On September 24, 1944, a US Navy strike attacked a Japanese supply fleet anchored in Coron Bay. Now, more than a dozen of these sunken ships are a haven for wreck diving enthusiasts. We were neophyte wreck divers. My son and hubby embraced it immediately. And, despite my fears of the deep, dark stuff, I was strangely drawn to this unique experience.
During our time in Coron, we dove on six wrecks and a few reefs. There was definitely a clear male-female division among my family on what we enjoyed most about wreck dining.
The guys loved penetrating the interior of the wrecks. I suspect it was the adrenalin rush combined with seeing cool stuff like anti-aircraft guns, cranes, bulldozers and construction material. My nemesis, the inside of the Okikawa, was my son’s favourite. He was a tad peeved that I’d bailed and he had missed out on the remaining cargo holds and engine room.
Runner-up for the guys was the 200 m Akitsushima, a seaplane tender lying on her side. I must admit, the swim-throughs on the Akitsushima, and on the 140m Morazan were pretty awesome, in a frightening way (kind of like a scary ride at the amusement park). Beautifully diffused light shone through the cracks and holes in the hull, illuminating schools of tiny fish. At one point, my son motioned for me to look up. He had poked his hand through the water into a small air pocket. A little comfort at 34 m deep!

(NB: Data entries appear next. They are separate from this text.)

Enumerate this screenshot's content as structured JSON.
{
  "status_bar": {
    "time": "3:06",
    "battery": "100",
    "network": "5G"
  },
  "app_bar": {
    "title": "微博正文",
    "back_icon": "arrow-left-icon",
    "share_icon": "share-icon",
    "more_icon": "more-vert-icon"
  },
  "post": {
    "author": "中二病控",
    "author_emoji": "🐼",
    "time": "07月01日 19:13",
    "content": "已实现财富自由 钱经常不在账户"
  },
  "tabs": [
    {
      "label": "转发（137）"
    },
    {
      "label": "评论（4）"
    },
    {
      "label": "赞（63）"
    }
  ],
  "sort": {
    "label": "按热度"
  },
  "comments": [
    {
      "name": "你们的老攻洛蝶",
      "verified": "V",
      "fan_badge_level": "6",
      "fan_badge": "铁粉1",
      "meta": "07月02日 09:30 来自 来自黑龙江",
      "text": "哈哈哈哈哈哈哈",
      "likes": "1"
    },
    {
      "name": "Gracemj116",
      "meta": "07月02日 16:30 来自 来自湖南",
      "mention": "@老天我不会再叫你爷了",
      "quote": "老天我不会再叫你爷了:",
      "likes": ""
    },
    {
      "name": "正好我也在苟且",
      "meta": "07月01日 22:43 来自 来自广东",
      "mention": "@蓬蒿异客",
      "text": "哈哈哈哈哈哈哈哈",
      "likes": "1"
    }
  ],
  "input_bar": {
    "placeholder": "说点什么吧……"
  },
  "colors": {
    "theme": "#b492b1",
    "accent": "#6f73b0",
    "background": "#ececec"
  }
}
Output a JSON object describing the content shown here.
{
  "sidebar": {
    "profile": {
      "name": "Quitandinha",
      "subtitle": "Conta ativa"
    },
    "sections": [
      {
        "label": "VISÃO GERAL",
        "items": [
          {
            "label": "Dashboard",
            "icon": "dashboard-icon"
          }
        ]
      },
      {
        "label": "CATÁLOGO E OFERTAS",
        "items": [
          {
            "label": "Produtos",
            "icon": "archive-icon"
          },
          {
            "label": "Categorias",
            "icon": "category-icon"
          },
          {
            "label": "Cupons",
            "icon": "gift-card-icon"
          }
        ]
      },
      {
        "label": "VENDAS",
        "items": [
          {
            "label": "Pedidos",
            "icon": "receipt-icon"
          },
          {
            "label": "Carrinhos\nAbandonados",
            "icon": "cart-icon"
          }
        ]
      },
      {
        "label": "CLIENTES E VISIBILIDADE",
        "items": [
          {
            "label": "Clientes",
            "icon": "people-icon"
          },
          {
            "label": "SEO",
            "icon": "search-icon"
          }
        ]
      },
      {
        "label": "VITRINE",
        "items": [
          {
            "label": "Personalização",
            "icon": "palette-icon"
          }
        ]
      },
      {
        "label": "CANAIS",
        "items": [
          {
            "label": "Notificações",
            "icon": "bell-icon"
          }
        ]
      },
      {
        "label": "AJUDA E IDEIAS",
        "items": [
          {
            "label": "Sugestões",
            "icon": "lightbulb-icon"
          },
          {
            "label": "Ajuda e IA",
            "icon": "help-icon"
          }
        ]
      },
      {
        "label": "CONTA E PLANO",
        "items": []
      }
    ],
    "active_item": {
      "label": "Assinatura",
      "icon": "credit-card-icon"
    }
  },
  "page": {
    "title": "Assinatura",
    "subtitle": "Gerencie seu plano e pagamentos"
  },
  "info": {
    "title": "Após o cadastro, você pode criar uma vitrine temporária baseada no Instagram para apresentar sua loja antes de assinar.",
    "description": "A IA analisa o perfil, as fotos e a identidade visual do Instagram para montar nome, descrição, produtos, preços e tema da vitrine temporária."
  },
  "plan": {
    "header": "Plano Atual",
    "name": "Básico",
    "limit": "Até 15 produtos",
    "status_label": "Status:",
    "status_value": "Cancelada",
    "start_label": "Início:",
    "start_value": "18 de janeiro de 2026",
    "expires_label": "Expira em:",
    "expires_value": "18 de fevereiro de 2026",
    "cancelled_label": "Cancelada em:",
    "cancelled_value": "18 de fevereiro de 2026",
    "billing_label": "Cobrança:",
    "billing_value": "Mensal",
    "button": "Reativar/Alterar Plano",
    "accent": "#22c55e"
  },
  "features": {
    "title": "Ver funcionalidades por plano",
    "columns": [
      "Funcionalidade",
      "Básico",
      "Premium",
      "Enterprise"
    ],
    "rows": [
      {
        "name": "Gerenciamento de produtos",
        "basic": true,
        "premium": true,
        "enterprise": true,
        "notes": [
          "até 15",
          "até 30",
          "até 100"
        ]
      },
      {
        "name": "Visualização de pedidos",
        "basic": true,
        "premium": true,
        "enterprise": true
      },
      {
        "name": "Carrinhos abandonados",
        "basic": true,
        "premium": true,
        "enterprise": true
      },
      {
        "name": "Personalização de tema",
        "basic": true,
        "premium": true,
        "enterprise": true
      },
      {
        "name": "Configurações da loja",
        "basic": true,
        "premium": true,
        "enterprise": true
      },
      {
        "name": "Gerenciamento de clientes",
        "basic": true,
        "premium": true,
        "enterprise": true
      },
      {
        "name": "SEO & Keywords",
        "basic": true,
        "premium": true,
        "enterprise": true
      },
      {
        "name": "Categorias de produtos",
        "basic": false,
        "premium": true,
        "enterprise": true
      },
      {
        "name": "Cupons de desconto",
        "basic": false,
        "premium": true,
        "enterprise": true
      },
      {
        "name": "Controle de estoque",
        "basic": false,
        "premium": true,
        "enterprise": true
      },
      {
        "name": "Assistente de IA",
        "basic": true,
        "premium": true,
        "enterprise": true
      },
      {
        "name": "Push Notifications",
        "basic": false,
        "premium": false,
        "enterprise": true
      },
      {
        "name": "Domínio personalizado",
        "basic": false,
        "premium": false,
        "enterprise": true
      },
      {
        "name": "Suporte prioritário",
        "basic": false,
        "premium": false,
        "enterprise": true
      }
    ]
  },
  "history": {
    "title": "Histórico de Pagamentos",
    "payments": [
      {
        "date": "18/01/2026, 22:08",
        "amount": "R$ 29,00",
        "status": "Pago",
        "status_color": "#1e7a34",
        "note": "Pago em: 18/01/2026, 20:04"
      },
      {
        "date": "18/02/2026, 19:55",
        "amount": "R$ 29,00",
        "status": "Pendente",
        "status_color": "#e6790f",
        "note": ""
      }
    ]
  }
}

Truth be told, I much preferred exploring the profuse marine life covering the outside of the wrecks. My favourite was the 30 m Lusong Gunboat, lying at only 3-12 meters. This shallow wreck is teaming with life. I spotted many varieties of nudibranchs, as well as cuttlefish, eels and even the highly camouflaged ghost pipe fish (can’t take credit for finding that one).
A close runner-up for me was the Olympia Maru, a 130 m freighter. I’ve never seen as many scorpion fish and crocodile fish on one dive. A huge school of giant batfish followed us along the skeleton frame of the cargo hold, and the variety of soft coral was outstanding. Both the Olympia Maru and the Lusong Gunboat are the kind of dives I’d never get bored of going back to.
We did our Coron Bay diving from the comfort of the Sangat Island Dive Resort, a rustic place with a relaxed vibe, on a drop-dead gorgeous bay backed by towering limestone cliffs. The dive operation at Sangat is great, with the added bonus of the dive sites being only minutes away. Many divers stay in Coron Town, which definitely has cheaper hotel options, but it’s much further from the dive sites and not nearly as peaceful and picturesque.
Wreck diving continues to grow on me as I’m sitting in the safety of my den a few weeks after getting back from the Philippines. Like a scary roller coaster ride, I inexplicably want to do it again.